Wrong!  Despite the female peacemaking attempts, none of the male characters will give one single inch.  Meecham's lawyer son won't lift a finger to make things right or try to make amends; Meecham gets Choat arrested for domestic violence and attempts to frame him for murder.  The movie culminates in the ultimate Pyrrhic victory: Meecham gets back his house that he really is far too feeble to live in, the Choats are destroyed, and so is Meecham's relationship with his son.  Every character ends the story far worse off than they began it.

The Lost Charity of Christian Culture

All that was required was someone, anyone, with a little bit of respectability and social authority to intervene and appeal to the men's better natures.  How many Western movies have we seen this role fulfilled by the local parson, or the town's Oldest Citizen?

Sure, Meecham was wronged, but not by Choat.  Yes, Choat had been a ne'er-do-well, but he was trying to better himself; shouldn't this be encouraged?  The plain fact was that they needed each other; they couldn't see it themselves, but nobody bothered to even try to point it out to them except young Pamela, far too late after the battle has escalated beyond control.

Meecham's equally-elderly neighbor seems to be his friend and offers him help - but not the help he needs.  If he truly cared about him, he'd pour oil on troubled waters and not gasoline on troubled flames.  Who is the better friend: the friend who'll fight with you, or who'll try to bring the fight to a swift and safe conclusion?

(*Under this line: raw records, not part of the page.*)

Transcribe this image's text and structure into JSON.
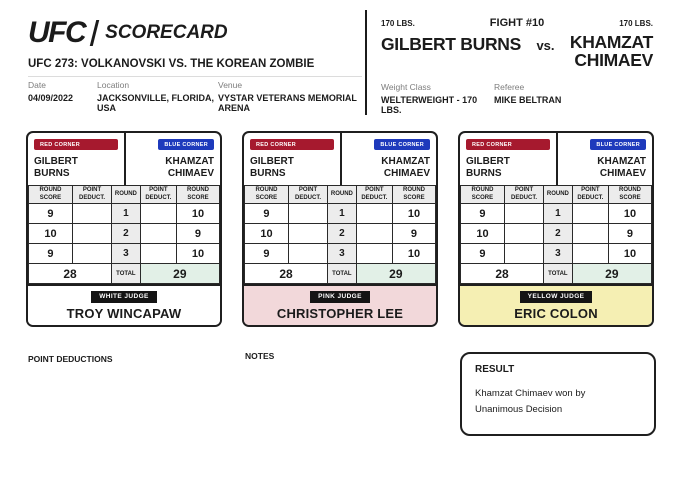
{
  "brand": {
    "ufc": "UFC",
    "scorecard": "SCORECARD"
  },
  "event": {
    "title": "UFC 273: VOLKANOVSKI VS. THE KOREAN ZOMBIE",
    "date_label": "Date",
    "date": "04/09/2022",
    "location_label": "Location",
    "location": "JACKSONVILLE, FLORIDA, USA",
    "venue_label": "Venue",
    "venue": "VYSTAR VETERANS MEMORIAL ARENA"
  },
  "fight": {
    "number": "FIGHT #10",
    "red_weight": "170 LBS.",
    "blue_weight": "170 LBS.",
    "red_fighter": "GILBERT BURNS",
    "vs": "vs.",
    "blue_fighter_first": "KHAMZAT",
    "blue_fighter_last": "CHIMAEV",
    "weight_class_label": "Weight Class",
    "weight_class": "WELTERWEIGHT - 170 LBS.",
    "referee_label": "Referee",
    "referee": "MIKE BELTRAN"
  },
  "card": {
    "red_corner": "RED CORNER",
    "blue_corner": "BLUE CORNER",
    "red_first": "GILBERT",
    "red_last": "BURNS",
    "blue_first": "KHAMZAT",
    "blue_last": "CHIMAEV",
    "headers": {
      "round_score": "ROUND SCORE",
      "point_deduct": "POINT DEDUCT.",
      "round": "ROUND"
    },
    "total_label": "TOTAL"
  },
  "judges": [
    {
      "badge": "WHITE JUDGE",
      "name": "TROY WINCAPAW",
      "judge_bg": "#ffffff",
      "rounds": [
        {
          "red_score": "9",
          "red_deduct": "",
          "round": "1",
          "blue_deduct": "",
          "blue_score": "10"
        },
        {
          "red_score": "10",
          "red_deduct": "",
          "round": "2",
          "blue_deduct": "",
          "blue_score": "9"
        },
        {
          "red_score": "9",
          "red_deduct": "",
          "round": "3",
          "blue_deduct": "",
          "blue_score": "10"
        }
      ],
      "red_total": "28",
      "blue_total": "29"
    },
    {
      "badge": "PINK JUDGE",
      "name": "CHRISTOPHER LEE",
      "judge_bg": "#f2d8da",
      "rounds": [
        {
          "red_score": "9",
          "red_deduct": "",
          "round": "1",
          "blue_deduct": "",
          "blue_score": "10"
        },
        {
          "red_score": "10",
          "red_deduct": "",
          "round": "2",
          "blue_deduct": "",
          "blue_score": "9"
        },
        {
          "red_score": "9",
          "red_deduct": "",
          "round": "3",
          "blue_deduct": "",
          "blue_score": "10"
        }
      ],
      "red_total": "28",
      "blue_total": "29"
    },
    {
      "badge": "YELLOW JUDGE",
      "name": "ERIC COLON",
      "judge_bg": "#f5efb3",
      "rounds": [
        {
          "red_score": "9",
          "red_deduct": "",
          "round": "1",
          "blue_deduct": "",
          "blue_score": "10"
        },
        {
          "red_score": "10",
          "red_deduct": "",
          "round": "2",
          "blue_deduct": "",
          "blue_score": "9"
        },
        {
          "red_score": "9",
          "red_deduct": "",
          "round": "3",
          "blue_deduct": "",
          "blue_score": "10"
        }
      ],
      "red_total": "28",
      "blue_total": "29"
    }
  ],
  "footer": {
    "point_deductions_label": "POINT DEDUCTIONS",
    "notes_label": "NOTES",
    "result_label": "RESULT",
    "result_text": "Khamzat Chimaev won by Unanimous Decision"
  },
  "colors": {
    "red_corner_bg": "#a6192e",
    "blue_corner_bg": "#1e3abc",
    "table_header_bg": "#ececec",
    "winner_total_bg": "#e2f0e7",
    "white_judge_bg": "#ffffff",
    "pink_judge_bg": "#f2d8da",
    "yellow_judge_bg": "#f5efb3",
    "ink": "#1b1b1b"
  }
}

We all know what will become of the characters after the close.  Meecham will die embittered and alone.  Pamela, who ran away from home, will end up on the streets or at best as a single mother collecting welfare.  Lonzo Choat will probably wind up in prison; failing that, he'll give up and return to his life of welfare leechery, as will his wife.

It didn't have to end this way, and in time past, it wouldn't have.  We've talked before about the importance of mentoring and unofficial social interventions.  These don't have to have a Christian basis necessarily, but in what once was our American Christian culture, the idea of "What would Jesus do?" had at least a little resonance with all but the most depraved.

No more; and in That Evening Sun, we see a society where nobody acknowledges a Higher Power or any need to care about any other people.  It's not a world I want to live in, but it's the world we're fast finding ourselves in.

Whether or not Hollywood meant this movie as a warning or as social commentary, it is both; and it is sobering.